Slow Eater asks a waiter for a hot towel then says “Anyway, I’m only saying this because I mean well and she is my friend and I wouldn’t want to live like her.” (Oh please!) “But I mean, some decisions people make! Imagine she is paying around Sh140,000 in rent and once she has paid she has nothing left after food and diapers.”

“Ati she’s paying how much in rent?” I ask, my interest piqued. They have infected me with udaku.

“Si Sh140,000!” Beer Drinker says. “One two three four... one hundred and forty thousand Kenyan shillings in rent?” I gasp. “Yeah, kwani?” Beer Drinker continues, “Haiya, kwani you think these chicks who drive Polos and Audis and live in leafy suburbs pay how much?” I don’t know any chick who drives a Polo and Audi to start with, at least not young ones. “Sh140,000 in rent? That’s crazy!” I say like a villager who just got off a bus from Kendu Bay. Slow Eater: “It’s massive – three bedrooms with two balconies and pantry and a big kitchen and two parking spots. It’s about image, Biko. You live in the right address, you drive the right car and you go to the right places. There are many chicks like that who have sponsors. But you know what?”
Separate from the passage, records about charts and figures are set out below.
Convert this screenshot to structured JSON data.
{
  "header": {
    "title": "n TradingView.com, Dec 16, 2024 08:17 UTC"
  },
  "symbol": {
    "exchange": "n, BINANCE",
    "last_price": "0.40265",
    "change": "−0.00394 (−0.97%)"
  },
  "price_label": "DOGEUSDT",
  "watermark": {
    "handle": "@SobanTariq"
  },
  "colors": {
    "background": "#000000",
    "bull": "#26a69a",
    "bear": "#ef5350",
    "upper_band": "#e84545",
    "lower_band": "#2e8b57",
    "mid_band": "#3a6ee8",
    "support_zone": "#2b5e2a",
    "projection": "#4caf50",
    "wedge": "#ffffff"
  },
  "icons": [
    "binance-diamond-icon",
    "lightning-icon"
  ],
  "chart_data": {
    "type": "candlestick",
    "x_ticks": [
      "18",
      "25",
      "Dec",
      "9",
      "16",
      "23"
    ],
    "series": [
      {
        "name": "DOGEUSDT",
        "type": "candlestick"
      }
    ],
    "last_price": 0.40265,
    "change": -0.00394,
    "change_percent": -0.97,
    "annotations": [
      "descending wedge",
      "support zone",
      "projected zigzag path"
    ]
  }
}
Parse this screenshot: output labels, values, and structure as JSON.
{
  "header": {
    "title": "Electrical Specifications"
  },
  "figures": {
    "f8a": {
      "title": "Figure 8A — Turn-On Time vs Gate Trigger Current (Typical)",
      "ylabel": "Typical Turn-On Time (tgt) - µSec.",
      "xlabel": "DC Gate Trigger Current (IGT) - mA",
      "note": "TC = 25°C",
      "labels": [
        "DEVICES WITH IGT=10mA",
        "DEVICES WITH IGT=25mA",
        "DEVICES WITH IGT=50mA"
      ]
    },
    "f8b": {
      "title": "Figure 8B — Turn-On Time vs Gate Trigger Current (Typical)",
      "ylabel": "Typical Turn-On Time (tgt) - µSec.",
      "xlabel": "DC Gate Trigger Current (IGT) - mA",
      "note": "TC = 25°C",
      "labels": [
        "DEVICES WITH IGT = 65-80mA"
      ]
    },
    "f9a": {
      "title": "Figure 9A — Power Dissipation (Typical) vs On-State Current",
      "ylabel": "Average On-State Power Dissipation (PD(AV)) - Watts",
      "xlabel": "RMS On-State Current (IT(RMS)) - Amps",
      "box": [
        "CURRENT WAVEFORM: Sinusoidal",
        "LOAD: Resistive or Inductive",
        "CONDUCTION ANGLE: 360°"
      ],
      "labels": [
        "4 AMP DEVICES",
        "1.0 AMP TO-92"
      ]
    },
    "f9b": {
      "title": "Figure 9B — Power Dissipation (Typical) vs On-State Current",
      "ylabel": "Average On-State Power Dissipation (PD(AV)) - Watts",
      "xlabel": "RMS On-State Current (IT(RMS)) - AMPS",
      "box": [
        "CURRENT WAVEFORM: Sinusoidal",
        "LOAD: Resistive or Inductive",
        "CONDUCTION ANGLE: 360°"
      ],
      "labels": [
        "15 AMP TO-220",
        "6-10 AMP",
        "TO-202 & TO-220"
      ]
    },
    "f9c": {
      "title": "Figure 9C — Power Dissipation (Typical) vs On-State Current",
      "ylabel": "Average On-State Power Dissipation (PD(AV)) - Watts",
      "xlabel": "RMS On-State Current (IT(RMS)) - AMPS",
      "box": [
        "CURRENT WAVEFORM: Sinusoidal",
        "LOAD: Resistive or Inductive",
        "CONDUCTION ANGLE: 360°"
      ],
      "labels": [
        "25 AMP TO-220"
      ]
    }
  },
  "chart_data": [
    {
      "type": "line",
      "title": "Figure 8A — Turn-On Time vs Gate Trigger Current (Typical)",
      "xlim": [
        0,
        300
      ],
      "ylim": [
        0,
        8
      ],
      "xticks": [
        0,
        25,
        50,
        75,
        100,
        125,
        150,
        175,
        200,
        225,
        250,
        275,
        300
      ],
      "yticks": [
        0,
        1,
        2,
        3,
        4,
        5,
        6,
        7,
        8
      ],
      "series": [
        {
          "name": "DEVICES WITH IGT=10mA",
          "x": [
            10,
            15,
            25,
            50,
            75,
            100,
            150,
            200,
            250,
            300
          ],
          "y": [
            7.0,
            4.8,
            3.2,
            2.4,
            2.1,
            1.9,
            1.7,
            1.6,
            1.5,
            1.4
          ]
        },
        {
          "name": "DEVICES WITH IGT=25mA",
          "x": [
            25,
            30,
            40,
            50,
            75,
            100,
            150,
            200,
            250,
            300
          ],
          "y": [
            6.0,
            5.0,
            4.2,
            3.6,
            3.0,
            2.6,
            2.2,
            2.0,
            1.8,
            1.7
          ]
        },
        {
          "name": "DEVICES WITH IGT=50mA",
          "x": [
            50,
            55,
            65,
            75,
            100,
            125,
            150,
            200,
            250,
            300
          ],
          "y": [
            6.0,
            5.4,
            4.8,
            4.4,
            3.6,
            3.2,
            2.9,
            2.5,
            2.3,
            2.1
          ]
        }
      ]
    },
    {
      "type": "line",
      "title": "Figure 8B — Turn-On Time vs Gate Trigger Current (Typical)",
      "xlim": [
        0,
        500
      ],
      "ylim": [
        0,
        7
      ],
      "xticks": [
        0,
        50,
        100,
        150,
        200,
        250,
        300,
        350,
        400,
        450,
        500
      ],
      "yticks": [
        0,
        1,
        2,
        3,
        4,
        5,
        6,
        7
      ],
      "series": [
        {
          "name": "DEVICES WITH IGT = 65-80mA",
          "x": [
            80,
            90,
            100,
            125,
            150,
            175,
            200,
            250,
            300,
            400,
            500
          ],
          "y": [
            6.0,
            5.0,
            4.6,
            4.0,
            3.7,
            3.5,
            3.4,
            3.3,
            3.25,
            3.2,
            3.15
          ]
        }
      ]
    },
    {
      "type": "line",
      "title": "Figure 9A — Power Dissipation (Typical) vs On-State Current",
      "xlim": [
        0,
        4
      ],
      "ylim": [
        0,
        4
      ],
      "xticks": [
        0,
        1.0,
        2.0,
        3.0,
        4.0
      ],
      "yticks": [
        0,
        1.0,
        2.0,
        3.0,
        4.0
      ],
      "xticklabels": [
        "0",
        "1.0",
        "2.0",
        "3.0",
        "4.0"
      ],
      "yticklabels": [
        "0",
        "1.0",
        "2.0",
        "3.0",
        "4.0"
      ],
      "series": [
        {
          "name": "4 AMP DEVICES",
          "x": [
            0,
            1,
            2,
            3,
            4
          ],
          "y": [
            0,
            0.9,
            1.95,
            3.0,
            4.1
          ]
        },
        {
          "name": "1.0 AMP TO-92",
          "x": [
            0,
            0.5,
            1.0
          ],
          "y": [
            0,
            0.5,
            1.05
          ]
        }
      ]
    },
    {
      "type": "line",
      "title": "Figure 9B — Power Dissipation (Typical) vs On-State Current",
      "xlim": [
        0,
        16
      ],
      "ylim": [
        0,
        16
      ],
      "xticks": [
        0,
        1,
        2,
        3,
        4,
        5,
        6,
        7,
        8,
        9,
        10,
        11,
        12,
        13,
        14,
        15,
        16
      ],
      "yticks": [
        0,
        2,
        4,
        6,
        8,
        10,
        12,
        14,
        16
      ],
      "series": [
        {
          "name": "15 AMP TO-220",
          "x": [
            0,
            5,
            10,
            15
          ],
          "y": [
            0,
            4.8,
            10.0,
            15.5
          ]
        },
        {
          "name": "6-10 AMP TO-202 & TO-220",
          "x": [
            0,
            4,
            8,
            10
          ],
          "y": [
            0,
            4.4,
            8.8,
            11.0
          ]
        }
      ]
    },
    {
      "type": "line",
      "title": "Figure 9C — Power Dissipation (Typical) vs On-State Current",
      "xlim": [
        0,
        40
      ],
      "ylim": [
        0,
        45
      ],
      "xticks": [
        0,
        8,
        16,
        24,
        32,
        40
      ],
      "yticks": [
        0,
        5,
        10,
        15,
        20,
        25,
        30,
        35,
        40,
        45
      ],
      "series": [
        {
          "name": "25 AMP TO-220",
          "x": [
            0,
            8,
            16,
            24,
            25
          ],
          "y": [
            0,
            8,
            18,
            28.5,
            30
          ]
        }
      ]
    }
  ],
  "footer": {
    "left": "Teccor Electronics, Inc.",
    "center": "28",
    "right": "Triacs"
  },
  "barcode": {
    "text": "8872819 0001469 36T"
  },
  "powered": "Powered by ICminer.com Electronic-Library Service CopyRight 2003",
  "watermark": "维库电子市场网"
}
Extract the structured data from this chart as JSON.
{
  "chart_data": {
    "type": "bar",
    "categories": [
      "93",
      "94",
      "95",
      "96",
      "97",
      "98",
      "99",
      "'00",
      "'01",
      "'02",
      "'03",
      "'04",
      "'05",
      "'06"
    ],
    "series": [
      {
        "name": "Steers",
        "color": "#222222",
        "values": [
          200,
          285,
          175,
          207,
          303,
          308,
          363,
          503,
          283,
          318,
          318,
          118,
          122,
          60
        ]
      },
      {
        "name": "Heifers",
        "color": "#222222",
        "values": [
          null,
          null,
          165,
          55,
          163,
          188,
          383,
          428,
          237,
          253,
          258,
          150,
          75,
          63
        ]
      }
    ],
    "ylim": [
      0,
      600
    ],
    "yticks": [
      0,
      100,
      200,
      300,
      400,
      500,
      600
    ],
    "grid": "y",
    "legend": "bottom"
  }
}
I hate when people ask that, because I have to say, “What?” Sometimes I don’t feel like saying “What?” but I know they won’t continue until I say “What?” So I say “What?” She says, “These sponsors will put you up in apartments they own and give you a car in their name but once the next hot chick shows up you are out. They throw you out.”

LOTS OF WATER!

“So the trick then is to drink lots of water to have nice skin and do lots of squats to keep your ass shapely, ama?” I say, tongue-in-cheek. Beer Drinker says, “Doesn’t matter, Biko. There will always be a prettier, younger girl coming, so you have to know that – that the sell-by date is near.” I act shocked at the coldness of the city, at the superficiality of it all – after all, didn’t I just get off that bus from Kendu?

Later I thought how tough it must be to be a lazy woman who depends on men, how precarious it must be knowing that he is there because your ass reminds him of a sacred stone. And that you are expendable when a younger, prettier thing ambles by. Should you contract cholera and lose so much weight that your skin sags from dehydration, he will take off as soon as the next cholera-free girls shows up. That your very economic position is dependent on your body and face and a man’s desire for it. I will never complain about being a man again. When I’m broke and I have bills pending and accountants aren’t taking my calls, I will say, It could be worse. I could be a sponsored woman.